Proponents of the argument certainly see it, and the moment, as a key opportunity for the cause. In response to Rep. Frank’s September bill, one longstanding anti-abortion and anti-contraception group, the Population Research Institute (PRI), claimed that the proposed law represented “a new front in the abortion wars”—one that they hope could associate the pro-life movement with anti-racism and attract a different demographic of supporters. The argument wasn’t new, conceded PRI head Steve Mosher.
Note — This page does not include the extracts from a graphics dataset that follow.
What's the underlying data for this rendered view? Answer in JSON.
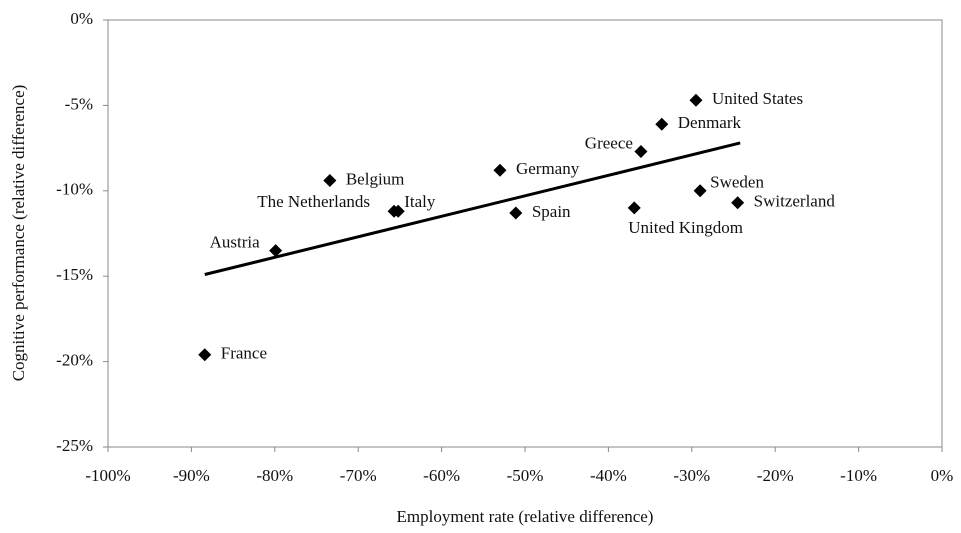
{
  "chart_data": {
    "type": "scatter",
    "xlabel": "Employment rate (relative difference)",
    "ylabel": "Cognitive performance (relative difference)",
    "labels": [
      "United States",
      "Denmark",
      "Greece",
      "Germany",
      "Belgium",
      "Sweden",
      "Switzerland",
      "United Kingdom",
      "Spain",
      "The Netherlands",
      "Italy",
      "Austria",
      "France"
    ],
    "x": [
      -29.5,
      -33.6,
      -36.1,
      -53.0,
      -73.4,
      -29.0,
      -24.5,
      -36.9,
      -51.1,
      -65.7,
      -65.2,
      -79.9,
      -88.4
    ],
    "y": [
      -4.7,
      -6.1,
      -7.7,
      -8.8,
      -9.4,
      -10.0,
      -10.7,
      -11.0,
      -11.3,
      -11.2,
      -11.2,
      -13.5,
      -19.6
    ],
    "color": "#000000",
    "trendline": {
      "x": [
        -88.4,
        -24.2
      ],
      "y": [
        -14.9,
        -7.2
      ]
    },
    "xlim": [
      -100,
      0
    ],
    "ylim": [
      -25,
      0
    ],
    "xticks": [
      {
        "value": -100,
        "label": "-100%"
      },
      {
        "value": -90,
        "label": "-90%"
      },
      {
        "value": -80,
        "label": "-80%"
      },
      {
        "value": -70,
        "label": "-70%"
      },
      {
        "value": -60,
        "label": "-60%"
      },
      {
        "value": -50,
        "label": "-50%"
      },
      {
        "value": -40,
        "label": "-40%"
      },
      {
        "value": -30,
        "label": "-30%"
      },
      {
        "value": -20,
        "label": "-20%"
      },
      {
        "value": -10,
        "label": "-10%"
      },
      {
        "value": 0,
        "label": "0%"
      }
    ],
    "yticks": [
      {
        "value": -25,
        "label": "-25%"
      },
      {
        "value": -20,
        "label": "-20%"
      },
      {
        "value": -15,
        "label": "-15%"
      },
      {
        "value": -10,
        "label": "-10%"
      },
      {
        "value": -5,
        "label": "-5%"
      },
      {
        "value": 0,
        "label": "0%"
      }
    ]
  }
}
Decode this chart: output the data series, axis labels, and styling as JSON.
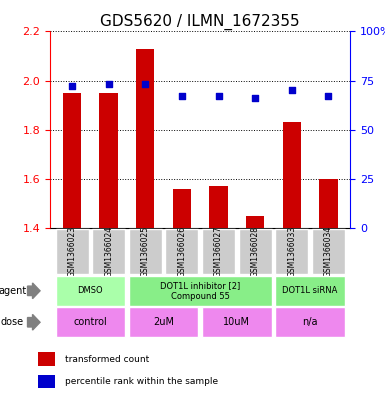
{
  "title": "GDS5620 / ILMN_1672355",
  "samples": [
    "GSM1366023",
    "GSM1366024",
    "GSM1366025",
    "GSM1366026",
    "GSM1366027",
    "GSM1366028",
    "GSM1366033",
    "GSM1366034"
  ],
  "bar_values": [
    1.95,
    1.95,
    2.13,
    1.56,
    1.57,
    1.45,
    1.83,
    1.6
  ],
  "dot_values": [
    72,
    73,
    73,
    67,
    67,
    66,
    70,
    67
  ],
  "ylim_left": [
    1.4,
    2.2
  ],
  "ylim_right": [
    0,
    100
  ],
  "yticks_left": [
    1.4,
    1.6,
    1.8,
    2.0,
    2.2
  ],
  "yticks_right": [
    0,
    25,
    50,
    75,
    100
  ],
  "ytick_labels_right": [
    "0",
    "25",
    "50",
    "75",
    "100%"
  ],
  "bar_color": "#cc0000",
  "dot_color": "#0000cc",
  "legend_bar_label": "transformed count",
  "legend_dot_label": "percentile rank within the sample",
  "agent_label": "agent",
  "dose_label": "dose",
  "bg_color": "#ffffff",
  "sample_bg_color": "#cccccc",
  "agent_groups": [
    {
      "label": "DMSO",
      "start": 0,
      "end": 1,
      "color": "#aaffaa"
    },
    {
      "label": "DOT1L inhibitor [2]\nCompound 55",
      "start": 2,
      "end": 5,
      "color": "#88ee88"
    },
    {
      "label": "DOT1L siRNA",
      "start": 6,
      "end": 7,
      "color": "#88ee88"
    }
  ],
  "dose_groups": [
    {
      "label": "control",
      "start": 0,
      "end": 1,
      "color": "#ee88ee"
    },
    {
      "label": "2uM",
      "start": 2,
      "end": 3,
      "color": "#ee88ee"
    },
    {
      "label": "10uM",
      "start": 4,
      "end": 5,
      "color": "#ee88ee"
    },
    {
      "label": "n/a",
      "start": 6,
      "end": 7,
      "color": "#ee88ee"
    }
  ]
}
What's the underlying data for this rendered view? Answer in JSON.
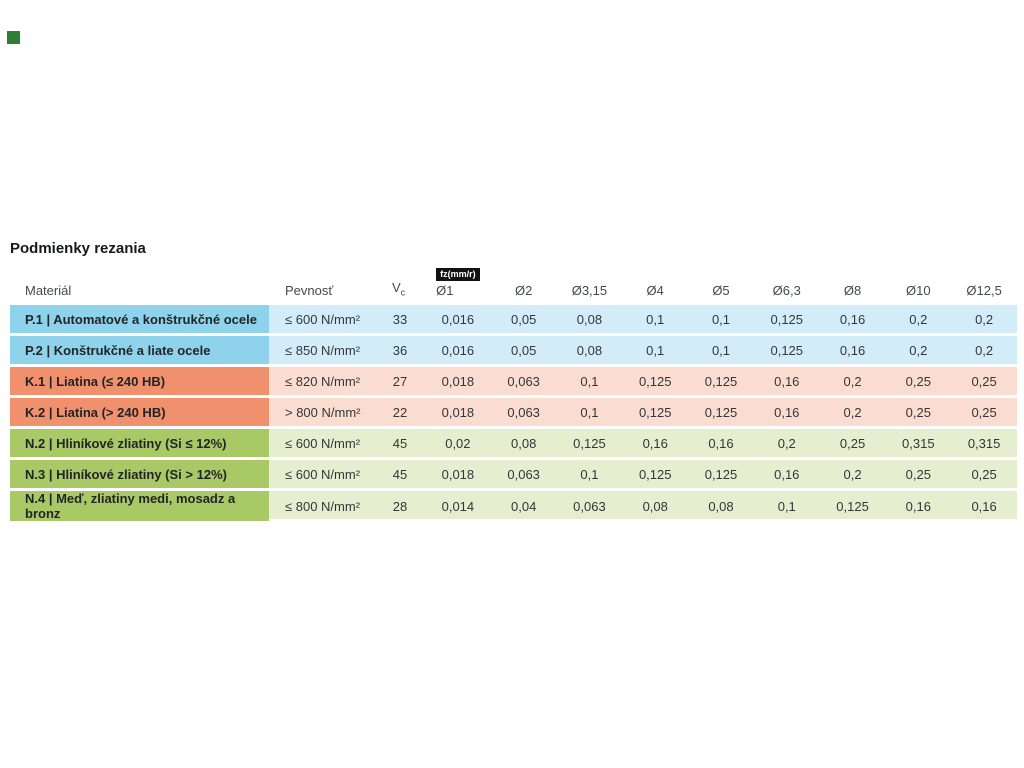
{
  "title": "Podmienky rezania",
  "corner_marker": {
    "color": "#2e7d39"
  },
  "table": {
    "headers": {
      "material": "Materiál",
      "strength": "Pevnosť",
      "vc_main": "V",
      "vc_sub": "c",
      "feed_unit_badge": "fz(mm/r)",
      "diameters": [
        "Ø1",
        "Ø2",
        "Ø3,15",
        "Ø4",
        "Ø5",
        "Ø6,3",
        "Ø8",
        "Ø10",
        "Ø12,5"
      ]
    },
    "rows": [
      {
        "group": "p",
        "label": "P.1 | Automatové a konštrukčné ocele",
        "strength": "≤ 600 N/mm²",
        "vc": "33",
        "values": [
          "0,016",
          "0,05",
          "0,08",
          "0,1",
          "0,1",
          "0,125",
          "0,16",
          "0,2",
          "0,2"
        ]
      },
      {
        "group": "p",
        "label": "P.2 | Konštrukčné a liate ocele",
        "strength": "≤ 850 N/mm²",
        "vc": "36",
        "values": [
          "0,016",
          "0,05",
          "0,08",
          "0,1",
          "0,1",
          "0,125",
          "0,16",
          "0,2",
          "0,2"
        ]
      },
      {
        "group": "k",
        "label": "K.1 | Liatina (≤ 240 HB)",
        "strength": "≤ 820 N/mm²",
        "vc": "27",
        "values": [
          "0,018",
          "0,063",
          "0,1",
          "0,125",
          "0,125",
          "0,16",
          "0,2",
          "0,25",
          "0,25"
        ]
      },
      {
        "group": "k",
        "label": "K.2 | Liatina (> 240 HB)",
        "strength": "> 800 N/mm²",
        "vc": "22",
        "values": [
          "0,018",
          "0,063",
          "0,1",
          "0,125",
          "0,125",
          "0,16",
          "0,2",
          "0,25",
          "0,25"
        ]
      },
      {
        "group": "n",
        "label": "N.2 | Hliníkové zliatiny (Si ≤ 12%)",
        "strength": "≤ 600 N/mm²",
        "vc": "45",
        "values": [
          "0,02",
          "0,08",
          "0,125",
          "0,16",
          "0,16",
          "0,2",
          "0,25",
          "0,315",
          "0,315"
        ]
      },
      {
        "group": "n",
        "label": "N.3 | Hliníkové zliatiny (Si > 12%)",
        "strength": "≤ 600 N/mm²",
        "vc": "45",
        "values": [
          "0,018",
          "0,063",
          "0,1",
          "0,125",
          "0,125",
          "0,16",
          "0,2",
          "0,25",
          "0,25"
        ]
      },
      {
        "group": "n",
        "label": "N.4 | Meď, zliatiny medi, mosadz a bronz",
        "strength": "≤ 800 N/mm²",
        "vc": "28",
        "values": [
          "0,014",
          "0,04",
          "0,063",
          "0,08",
          "0,08",
          "0,1",
          "0,125",
          "0,16",
          "0,16"
        ]
      }
    ]
  },
  "colors": {
    "corner_marker": "#2e7d39",
    "steel_label": "#8fd2ec",
    "steel_row": "#d3edf8",
    "cast_iron_label": "#f0906c",
    "cast_iron_row": "#fbdcd0",
    "nonferrous_label": "#a9c866",
    "nonferrous_row": "#e5eecf",
    "badge_bg": "#111111",
    "badge_text": "#ffffff"
  }
}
Anti-abortion intellectuals have long proposed that linking female infanticide and sex-selective abortion with all abortion might persuade reluctant supporters of abortion rights (and indeed this argument looks likely to gain steam as well, as an Oklahoma congressional panel cleared the way for a vote on an anti-sex selective abortion bill this week). But more important than new ideas was the opportunity for emotional impact.
“I propose that we—the pro-life movement—adopt as our next goal the banning of sex-and race-selective abortion,” said Mosher. “Even those who believe in the absolute right to destroy a child under any and all circumstances, it is safe to predict, will be uncomfortable defending such an extreme position.”
The effect of the rhetorical shift, PRI mused, could be as emotionally powerful in swaying moderates against abortion as was the graphic, and disingenuous, campaign against “partial-birth abortion”—a non-issue that nonetheless bolstered the power of the pro-life movement by outraging the public against a fictitious depiction of late-term abortion. As the “black genocide” argument continues to build momentum, that’s a good history lesson to keep in mind—of an equally manipulative, fact-free argument that won on emotion alone.